1. I do not feel that correction pads really provide the relief a properly fitting saddle does. No idea how you can resolve that, unless you try for a custom saddle.
2. If you are scared (and I am, at times, terrified of my own horses, so I am not being critical), she knows this. She doesn’t know why, so she is reacting to your fear – if you, her goddess are afraid, she will be as well. I find St. John’s Wort helpful.
3. As to the bit, I am not familiar with that one and am too lazy to look it up. I ride both my Arabians in loose ring French link snaffles, and rely on my voice commands, legs and seat to bring them into a more appropriate state of mind. No matter how flighty they get (very – even “afraid” of the dirt), I can ride them with just a halter and lead, so long as we go no faster than a trot. I am struggling with the canter, because I think they are too fast.

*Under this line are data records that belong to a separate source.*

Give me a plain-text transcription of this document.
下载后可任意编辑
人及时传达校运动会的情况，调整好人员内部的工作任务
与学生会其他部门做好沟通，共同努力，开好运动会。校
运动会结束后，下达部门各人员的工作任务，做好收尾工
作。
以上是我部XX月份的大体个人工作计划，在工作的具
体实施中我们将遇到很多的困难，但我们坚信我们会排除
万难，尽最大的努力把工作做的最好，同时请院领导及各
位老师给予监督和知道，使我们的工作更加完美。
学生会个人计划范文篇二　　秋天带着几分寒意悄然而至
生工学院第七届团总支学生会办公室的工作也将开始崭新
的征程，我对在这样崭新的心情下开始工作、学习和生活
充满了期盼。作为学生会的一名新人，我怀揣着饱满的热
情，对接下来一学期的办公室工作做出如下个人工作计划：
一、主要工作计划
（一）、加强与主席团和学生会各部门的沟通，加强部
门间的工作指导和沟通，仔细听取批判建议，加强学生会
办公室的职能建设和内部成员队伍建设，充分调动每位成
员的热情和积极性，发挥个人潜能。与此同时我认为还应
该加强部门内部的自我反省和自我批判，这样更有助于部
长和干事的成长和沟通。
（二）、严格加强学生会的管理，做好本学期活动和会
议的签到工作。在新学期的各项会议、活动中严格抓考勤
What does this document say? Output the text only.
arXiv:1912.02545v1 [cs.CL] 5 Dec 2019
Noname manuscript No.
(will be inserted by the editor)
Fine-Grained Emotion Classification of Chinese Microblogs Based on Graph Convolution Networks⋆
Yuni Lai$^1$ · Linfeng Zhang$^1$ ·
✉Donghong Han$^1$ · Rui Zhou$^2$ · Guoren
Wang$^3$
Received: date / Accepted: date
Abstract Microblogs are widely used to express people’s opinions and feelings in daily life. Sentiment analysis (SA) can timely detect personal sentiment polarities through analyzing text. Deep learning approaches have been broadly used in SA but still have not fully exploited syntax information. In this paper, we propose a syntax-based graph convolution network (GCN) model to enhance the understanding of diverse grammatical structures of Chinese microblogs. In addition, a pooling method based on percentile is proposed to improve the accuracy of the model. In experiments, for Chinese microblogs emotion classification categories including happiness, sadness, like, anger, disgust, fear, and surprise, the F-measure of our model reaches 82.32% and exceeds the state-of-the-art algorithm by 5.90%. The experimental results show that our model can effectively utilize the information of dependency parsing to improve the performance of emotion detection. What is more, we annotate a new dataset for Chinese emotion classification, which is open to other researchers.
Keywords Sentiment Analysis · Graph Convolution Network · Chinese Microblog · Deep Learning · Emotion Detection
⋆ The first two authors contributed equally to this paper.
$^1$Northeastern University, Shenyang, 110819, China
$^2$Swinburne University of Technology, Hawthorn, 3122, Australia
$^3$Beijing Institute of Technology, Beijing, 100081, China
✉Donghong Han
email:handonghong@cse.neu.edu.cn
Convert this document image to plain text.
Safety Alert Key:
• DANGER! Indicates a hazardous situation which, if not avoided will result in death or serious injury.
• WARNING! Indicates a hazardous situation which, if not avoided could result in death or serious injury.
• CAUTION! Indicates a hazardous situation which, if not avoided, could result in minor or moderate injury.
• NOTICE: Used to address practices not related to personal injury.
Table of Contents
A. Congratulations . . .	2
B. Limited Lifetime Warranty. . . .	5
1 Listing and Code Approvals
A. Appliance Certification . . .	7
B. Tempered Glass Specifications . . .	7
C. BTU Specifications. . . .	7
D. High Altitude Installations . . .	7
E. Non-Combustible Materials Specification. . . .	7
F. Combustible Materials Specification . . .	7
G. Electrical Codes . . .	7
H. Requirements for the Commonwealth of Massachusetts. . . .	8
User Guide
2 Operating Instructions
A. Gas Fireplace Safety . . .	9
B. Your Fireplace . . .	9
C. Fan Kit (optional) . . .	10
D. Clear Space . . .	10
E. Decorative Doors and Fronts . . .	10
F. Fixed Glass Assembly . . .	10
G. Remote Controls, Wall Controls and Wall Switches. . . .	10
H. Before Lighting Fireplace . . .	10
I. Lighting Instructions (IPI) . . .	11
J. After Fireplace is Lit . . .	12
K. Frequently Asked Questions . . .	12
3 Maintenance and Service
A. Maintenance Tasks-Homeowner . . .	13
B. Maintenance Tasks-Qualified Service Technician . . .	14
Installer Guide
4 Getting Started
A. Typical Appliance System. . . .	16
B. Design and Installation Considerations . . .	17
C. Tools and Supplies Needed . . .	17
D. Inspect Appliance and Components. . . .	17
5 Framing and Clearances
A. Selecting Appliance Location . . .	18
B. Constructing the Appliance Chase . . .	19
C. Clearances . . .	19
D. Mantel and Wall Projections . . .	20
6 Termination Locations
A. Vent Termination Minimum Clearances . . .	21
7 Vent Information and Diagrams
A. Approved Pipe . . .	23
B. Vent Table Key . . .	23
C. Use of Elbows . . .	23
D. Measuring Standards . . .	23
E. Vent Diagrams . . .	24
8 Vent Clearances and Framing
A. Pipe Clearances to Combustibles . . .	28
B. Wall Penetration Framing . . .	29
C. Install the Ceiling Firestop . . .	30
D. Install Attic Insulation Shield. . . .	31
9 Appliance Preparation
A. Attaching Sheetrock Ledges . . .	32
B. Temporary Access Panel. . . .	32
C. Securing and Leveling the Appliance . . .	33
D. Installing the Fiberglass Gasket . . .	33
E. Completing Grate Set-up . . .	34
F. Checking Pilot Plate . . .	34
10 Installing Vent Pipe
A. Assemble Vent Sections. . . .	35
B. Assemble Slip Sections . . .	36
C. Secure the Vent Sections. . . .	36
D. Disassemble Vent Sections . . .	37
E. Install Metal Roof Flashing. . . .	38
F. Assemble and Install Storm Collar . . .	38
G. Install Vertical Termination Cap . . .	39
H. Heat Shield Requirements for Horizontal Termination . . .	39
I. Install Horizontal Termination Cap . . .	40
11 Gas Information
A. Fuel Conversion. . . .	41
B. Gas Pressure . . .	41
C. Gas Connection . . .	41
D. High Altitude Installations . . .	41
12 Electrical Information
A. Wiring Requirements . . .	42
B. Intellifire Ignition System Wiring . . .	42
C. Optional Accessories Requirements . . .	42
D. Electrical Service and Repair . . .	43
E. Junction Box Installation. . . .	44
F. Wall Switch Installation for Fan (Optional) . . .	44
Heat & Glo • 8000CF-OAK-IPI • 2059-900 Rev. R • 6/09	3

3. Yes, the presence of other horses can be a distraction, but company is also comforting. Is there anyone with whom you could ride? Even have her ponied at first?
Mostly what you need to do is relax. She will then relax. It is much, much easier to say than do. If assistance is available, try riding her bareback on a longe line. Feel your body moving with hers and become part of her. A bareback pad might also be a good investment for trail riding. For no good reason I feel safer that way (or a saddle without using the irons), which makes absolutely no sense whatsoever.
I hope you can both resolve this, as there is nothing more frustrating. To keep her from being bored to tears in the round pen, work on lateral movements, serpentines, circles, etc. to keep her from thinking she knows what is going to happen and concentrate on what you are actually asking her to do.